If re-written in a long-format, so correct (y_correct) and error trial scores (y_error) are in the same column (y) with event type (correct, error) in a separate one, I end up with the following syntax.

This gives me all of the estimates I need, except for covariances between the sigma for correct and sigma for error. (i.e., the same output cor in summary() thanks to set_rescor(TRUE) from the wide-format above).

Anyone have any recommendations?

VarCorr() does not include the sigmas.

I apologize if I missed something in a vignette somewhere… I’ve been working on this for a while now…

Hm, yea, I think this would be a it awkward. I think the covariance is captured in the regression coefficient for event. IIRC, a regression coefficient is simply \beta_\text{event}=\rho \frac{\sigma_y}{\sigma_\text{event}}, but it’s a bit too hot for me to work that through for the hierarchical part.

What I wanted to say is: I think the covariances between the sigma for correct and sigma for error is in your model, but a bit awkward to extract. Personally, I would got with the wide-format model if that’s possible.

All that being said, quite possible there is a way to exactly do this. I’m not really a brms expert…

Just skimmed through the other thread. I think you are already almost doing the correct thing. Keep in mind:

So in your model above the residual correlations would be captured by doing something like y ~ 0 + event + (1 + event | subject) adding an intercept to the subject level. this would give you a varying intercept per subject, which is common across event types (if this number is higher, you predictions for both events types is higher, if it is lower your predictions for both event types is lower -> residual correlation). If you think about the “random/mixed effect” as composite error, this might become more obvious. There is a cool chapter in Data Analysis Using Regression and Multilevel/Hierarchical Models (Gelman/Hill) – I think it is chapter 12.5 – that further describes this “view” of hierarchical models.

Hm, interesting. I don’t readily see how that would give me the sigma covariances between the two events, but that’s probably just due to my missing something. I’ll give the approach a shot. I’ll also take a look at that chapter in the Gelman/Hill book. I’ll report back when I’ve had a chance to do so :)

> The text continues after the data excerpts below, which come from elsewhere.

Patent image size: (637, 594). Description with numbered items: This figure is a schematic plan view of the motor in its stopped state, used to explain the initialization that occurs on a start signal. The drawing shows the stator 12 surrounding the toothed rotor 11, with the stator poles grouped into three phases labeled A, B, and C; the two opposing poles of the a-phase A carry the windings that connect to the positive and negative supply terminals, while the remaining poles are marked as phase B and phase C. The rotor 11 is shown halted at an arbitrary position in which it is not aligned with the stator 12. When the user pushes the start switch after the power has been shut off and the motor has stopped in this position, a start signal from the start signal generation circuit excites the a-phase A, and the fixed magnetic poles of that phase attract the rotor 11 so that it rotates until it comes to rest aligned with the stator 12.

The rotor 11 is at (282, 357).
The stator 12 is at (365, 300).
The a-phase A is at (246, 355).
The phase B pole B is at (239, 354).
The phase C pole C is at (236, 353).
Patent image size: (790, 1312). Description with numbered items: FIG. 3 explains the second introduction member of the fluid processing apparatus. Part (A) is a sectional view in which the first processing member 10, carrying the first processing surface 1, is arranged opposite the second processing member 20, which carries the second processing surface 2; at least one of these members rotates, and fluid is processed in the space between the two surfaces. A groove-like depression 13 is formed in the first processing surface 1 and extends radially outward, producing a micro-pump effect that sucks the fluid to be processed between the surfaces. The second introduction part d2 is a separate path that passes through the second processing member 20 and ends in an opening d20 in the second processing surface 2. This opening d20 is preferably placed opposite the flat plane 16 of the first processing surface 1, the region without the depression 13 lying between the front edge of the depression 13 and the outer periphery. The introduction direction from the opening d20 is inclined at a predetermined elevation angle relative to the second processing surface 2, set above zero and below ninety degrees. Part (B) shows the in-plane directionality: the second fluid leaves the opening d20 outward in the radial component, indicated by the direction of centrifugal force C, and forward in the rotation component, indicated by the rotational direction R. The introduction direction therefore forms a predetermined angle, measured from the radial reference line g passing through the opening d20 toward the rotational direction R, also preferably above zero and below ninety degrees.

I read the section of Gelman and Hill’s book that you referred to. A great read. Thanks for the recommendation. The section Large regression with correlated errors is what I’m trying to do, but I can’t wrap my head around how to get the covariances for the residual using the long-format equation in brms.

I am interested in explicitly estimating the covariance for my two population-level sigmas (sigma_eventcorrect, sigma_eventerror). Adding the subject-level intercept didn’t help me estimate the covariance. Am I missing something?

@paul.buerkner. Sorry to ping you. Do you know if it’s possible to get the covariances of the two levels of “event” in sigma ~ 0 + event when I write this equation in long format? You helped me get this far already, so I thought it wouldn’t hurt to ask :)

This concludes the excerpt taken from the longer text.